The hardware isolation mechanisms tasks are the following:
  • isolation (access control): secure, nonsecure, privileged, or unprivileged mode
  • filtering on memory access
Typical examples of hardware isolation mechanisms are:
  • MPU (memory protection unit): isolation in Cortex®-M cores
  • Arm® TrustZone, available in Cortex®-A and Arm Cortex®-M architectures.
  • Firewall

3. Temporal isolation

Temporal Isolation is considered only during the boot sequence. It can isolate the different stages executed.
Temporal isolation can protect the device sensitive assets that are used during the secure boot process from being accessed by later stages.

4. Runtime isolation

Considering a platform composed of multiple subsystems, runtime isolation Is the ability to have a system with several subsystems running in parallel.
Isolating two subsystems can be done by using the Arm® TrustZone technology, but it can also be achieved by the integration of two cores, or by using the MPU on Cortex®-M cores.

5. IP isolation

IP isolation is the propriety allowing a given IP to run sandboxed from the other IPs.

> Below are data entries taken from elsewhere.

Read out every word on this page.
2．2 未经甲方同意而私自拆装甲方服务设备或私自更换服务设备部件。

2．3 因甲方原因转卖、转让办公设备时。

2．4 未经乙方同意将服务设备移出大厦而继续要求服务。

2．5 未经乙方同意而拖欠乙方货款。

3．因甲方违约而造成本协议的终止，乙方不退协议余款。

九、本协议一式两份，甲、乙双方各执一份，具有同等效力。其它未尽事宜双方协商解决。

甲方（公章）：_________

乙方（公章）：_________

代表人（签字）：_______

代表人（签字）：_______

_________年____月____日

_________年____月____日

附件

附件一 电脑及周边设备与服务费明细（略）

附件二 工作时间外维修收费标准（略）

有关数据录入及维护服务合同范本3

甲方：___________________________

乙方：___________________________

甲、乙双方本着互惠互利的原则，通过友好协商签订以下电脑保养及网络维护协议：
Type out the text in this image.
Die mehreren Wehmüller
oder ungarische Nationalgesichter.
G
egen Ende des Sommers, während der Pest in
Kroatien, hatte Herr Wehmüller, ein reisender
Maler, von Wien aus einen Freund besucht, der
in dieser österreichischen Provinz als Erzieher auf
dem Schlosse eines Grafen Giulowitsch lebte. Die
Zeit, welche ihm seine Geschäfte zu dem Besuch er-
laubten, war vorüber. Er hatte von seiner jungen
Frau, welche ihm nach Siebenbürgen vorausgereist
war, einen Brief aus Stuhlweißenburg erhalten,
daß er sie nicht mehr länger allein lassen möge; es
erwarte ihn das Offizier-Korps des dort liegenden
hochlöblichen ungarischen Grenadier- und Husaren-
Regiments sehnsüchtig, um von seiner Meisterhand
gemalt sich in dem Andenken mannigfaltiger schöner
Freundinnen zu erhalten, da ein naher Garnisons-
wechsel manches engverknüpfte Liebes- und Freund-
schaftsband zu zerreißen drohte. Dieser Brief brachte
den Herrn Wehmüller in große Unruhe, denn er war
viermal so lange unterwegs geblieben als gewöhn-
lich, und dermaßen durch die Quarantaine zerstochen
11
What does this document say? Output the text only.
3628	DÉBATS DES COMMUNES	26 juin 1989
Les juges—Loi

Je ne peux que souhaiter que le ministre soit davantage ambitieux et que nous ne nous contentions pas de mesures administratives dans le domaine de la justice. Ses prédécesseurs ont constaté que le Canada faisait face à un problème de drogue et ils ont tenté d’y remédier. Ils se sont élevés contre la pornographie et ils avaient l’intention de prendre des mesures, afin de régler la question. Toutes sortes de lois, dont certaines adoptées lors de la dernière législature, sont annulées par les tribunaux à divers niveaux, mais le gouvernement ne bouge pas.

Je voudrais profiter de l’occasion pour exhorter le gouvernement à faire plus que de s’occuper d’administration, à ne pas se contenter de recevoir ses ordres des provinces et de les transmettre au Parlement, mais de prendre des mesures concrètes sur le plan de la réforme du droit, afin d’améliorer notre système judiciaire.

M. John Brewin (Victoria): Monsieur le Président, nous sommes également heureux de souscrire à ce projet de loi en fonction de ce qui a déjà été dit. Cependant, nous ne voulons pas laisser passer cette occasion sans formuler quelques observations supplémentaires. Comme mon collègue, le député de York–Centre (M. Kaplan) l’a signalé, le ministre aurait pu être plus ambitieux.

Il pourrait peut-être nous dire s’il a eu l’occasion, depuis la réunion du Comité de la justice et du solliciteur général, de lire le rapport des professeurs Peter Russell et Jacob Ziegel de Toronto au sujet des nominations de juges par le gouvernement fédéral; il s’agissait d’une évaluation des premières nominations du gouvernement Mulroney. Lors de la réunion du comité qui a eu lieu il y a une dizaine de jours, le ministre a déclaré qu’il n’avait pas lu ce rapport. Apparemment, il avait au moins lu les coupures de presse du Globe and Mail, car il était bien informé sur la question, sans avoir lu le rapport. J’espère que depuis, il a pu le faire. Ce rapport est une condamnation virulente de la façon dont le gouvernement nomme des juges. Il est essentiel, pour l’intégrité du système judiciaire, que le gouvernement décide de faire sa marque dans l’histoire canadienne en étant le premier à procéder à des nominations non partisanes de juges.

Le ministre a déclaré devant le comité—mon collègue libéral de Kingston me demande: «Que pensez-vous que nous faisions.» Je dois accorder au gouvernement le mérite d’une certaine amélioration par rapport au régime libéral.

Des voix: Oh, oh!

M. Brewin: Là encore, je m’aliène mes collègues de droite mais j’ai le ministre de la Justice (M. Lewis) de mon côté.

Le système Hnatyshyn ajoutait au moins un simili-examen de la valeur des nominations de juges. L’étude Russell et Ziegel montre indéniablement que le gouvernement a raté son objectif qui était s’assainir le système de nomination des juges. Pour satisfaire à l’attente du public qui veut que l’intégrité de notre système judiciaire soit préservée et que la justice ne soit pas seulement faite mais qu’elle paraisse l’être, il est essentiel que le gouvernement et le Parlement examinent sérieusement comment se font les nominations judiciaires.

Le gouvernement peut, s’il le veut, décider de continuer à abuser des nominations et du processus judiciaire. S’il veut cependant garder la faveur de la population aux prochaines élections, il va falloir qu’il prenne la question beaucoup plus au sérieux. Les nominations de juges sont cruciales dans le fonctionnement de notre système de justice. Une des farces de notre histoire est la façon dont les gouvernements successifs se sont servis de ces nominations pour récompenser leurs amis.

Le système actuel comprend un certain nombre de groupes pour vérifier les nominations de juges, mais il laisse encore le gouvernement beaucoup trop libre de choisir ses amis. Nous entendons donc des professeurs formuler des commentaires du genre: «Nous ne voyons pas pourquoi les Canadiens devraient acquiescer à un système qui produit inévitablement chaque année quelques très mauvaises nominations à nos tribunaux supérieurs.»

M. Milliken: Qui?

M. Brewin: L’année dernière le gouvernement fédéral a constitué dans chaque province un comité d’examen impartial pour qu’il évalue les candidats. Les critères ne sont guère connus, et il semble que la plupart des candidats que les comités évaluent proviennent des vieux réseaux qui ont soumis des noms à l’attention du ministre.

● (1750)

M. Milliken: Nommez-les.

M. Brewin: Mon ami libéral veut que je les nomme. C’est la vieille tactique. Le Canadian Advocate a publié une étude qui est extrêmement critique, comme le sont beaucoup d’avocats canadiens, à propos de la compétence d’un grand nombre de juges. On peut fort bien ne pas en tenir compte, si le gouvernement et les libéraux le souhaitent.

Arm® PSA firmware framework defines tree levels of IP isolation:

Isolation level Purpose Security domains Description
Level 1 SPE isolation Two The secure processing environment (SPE) is protected from being accessed by nonsecure application firmware and hardware.
Level 2 PSA root-of-trust isolation Three In addition to Level 1, the PSA root of trust is also protected from being accessed by the application root of trust.
Level 3 Maximum firmware isolation Three or more In addition to Level 2, each secure partition is sandboxed, and only allowed to access its own resources. This protects each secure partition from being accessed by the other secure partitions, and the secure partition manager from being accessed by any secure partition.